Normal, ¿a quién le gusta tejer?
—Haga que su hermano la encierre en su casa.
—No, él cree que tiene un valor y un espíritu dignos de admiración. —El mensajero miró al suelo—. Naturalmente, esto tiene que ver con Fausto.
—¿Ella se ofrece como blanco para vengarse de su infidelidad? ¿Y si le pasa algo, toda la culpa será de él?

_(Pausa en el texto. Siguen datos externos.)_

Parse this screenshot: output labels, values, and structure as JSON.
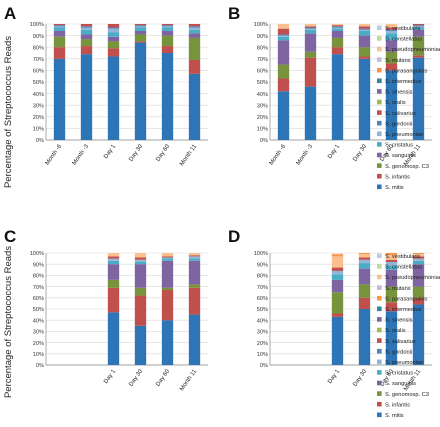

—Ella no lo ve de esa manera, por lo menos no de forma consciente. Pero tiene razón: como organizadores, los ediles son responsables de la seguridad de las mujeres del culto. Normalmente su único cometido es mantener a los borrachos lejos de ellas.
Tiberio apoyó su cara en las manos por un momento. Cuando volvió a alzarla, era particularmente satírico.
—Y, a veces, mantenerlas a ellas alejadas de los borrachos… Albia, esto será una pesadilla. Tenía que haberlo visto. Hay un montón de mujeres que no están a salvo manejando las antorchas en llamas y que, en mi opinión, han engullido en secreto vino enriquecido con sustancias dudosas. Corren de manera frenética, como bacantes, gritando como locas y amenazando con quemar toda la maldita región.
Ésa era una revelación deliciosamente íntima acerca de un ritual que la mayoría de la gente considera sosegado. Me reí un poco de su desesperación.
—Si es una fiesta tan loca, yo misma podría participar.
Tiberio se enderezó. Dijo que era la mejor idea que había tenido alguien hasta ahora. Él formaría parte del grupo que controlaba la zona y yo podría acompañarlo. Así podría velar por mi seguridad mientras le echaba una mano.